Submission + - Windows Phone nears double digit marketshare in Europe

recoiledsnake writes: Windows Phone is continuing to make inroads over the Atlantic, almost doubling its share of new phones sold in France, Germany, Italy, Spain, and the UK. According to Kantar Worldpanel, Windows Phone has now hit 9.2 percent share in those key European countries, up from just 5.1 percent share last year. Most interesting of all, perhaps, is Windows Phone’s performance in Germany, where Microsoft’s mobile platform hit 8.8 percent. That’s just one single percentage point below iPhone — a massive achievement. In addition, Windows Phone hit 10.8 percent share in France and 12 percent share in Great Britain, the first time it has ever hit double digits in either of those two countries. Perhaps this will lead Google to stop blocking the Youtube app for Windows Phone?

Comment Re:Yes, but... (Score 1) 102

..what do they sound like?

Like earbuds. Not exactly high fidelity, but what earbud is? I'm wondering how well they handle high frequencies, though, which magnetic buds do easily. Thermoacoustic seems like it would be quite a bit slower than electromechanical.

I wonder what manufacturing costs are compared to magnetic earbuds?
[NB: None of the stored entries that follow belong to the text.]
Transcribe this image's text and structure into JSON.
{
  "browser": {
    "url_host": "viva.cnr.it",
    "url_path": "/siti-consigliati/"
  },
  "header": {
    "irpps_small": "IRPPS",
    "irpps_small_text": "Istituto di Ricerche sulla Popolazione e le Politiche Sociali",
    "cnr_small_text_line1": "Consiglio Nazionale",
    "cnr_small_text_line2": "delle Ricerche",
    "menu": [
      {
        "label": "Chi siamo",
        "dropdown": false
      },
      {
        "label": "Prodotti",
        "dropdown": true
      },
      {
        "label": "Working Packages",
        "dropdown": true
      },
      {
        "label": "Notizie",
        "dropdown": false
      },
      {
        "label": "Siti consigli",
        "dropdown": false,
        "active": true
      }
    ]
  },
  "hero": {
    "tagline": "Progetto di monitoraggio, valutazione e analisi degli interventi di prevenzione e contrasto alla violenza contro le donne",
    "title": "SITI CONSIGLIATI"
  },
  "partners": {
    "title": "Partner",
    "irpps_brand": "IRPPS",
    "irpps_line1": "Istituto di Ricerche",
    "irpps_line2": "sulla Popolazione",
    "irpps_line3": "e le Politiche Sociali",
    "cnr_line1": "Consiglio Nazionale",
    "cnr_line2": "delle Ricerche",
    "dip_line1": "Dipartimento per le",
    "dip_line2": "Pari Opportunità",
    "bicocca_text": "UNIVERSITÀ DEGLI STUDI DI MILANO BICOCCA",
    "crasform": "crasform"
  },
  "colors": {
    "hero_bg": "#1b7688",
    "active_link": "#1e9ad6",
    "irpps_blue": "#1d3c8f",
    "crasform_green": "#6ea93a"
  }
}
Interesting concept, though, whether or not it's really practical.

Comment Re:Generally ... (Score 1) 47

What does that have to do with robots, inspecting ship's ballast tanks (which unless I'm mistaken a careless captain wouldn't damage), how dangerous it is for human inspectors?

Not even anything about how cool that thing looked rolling around corners upside down? This was one FA that was worth looking at, I was impressed. The video is a must-see.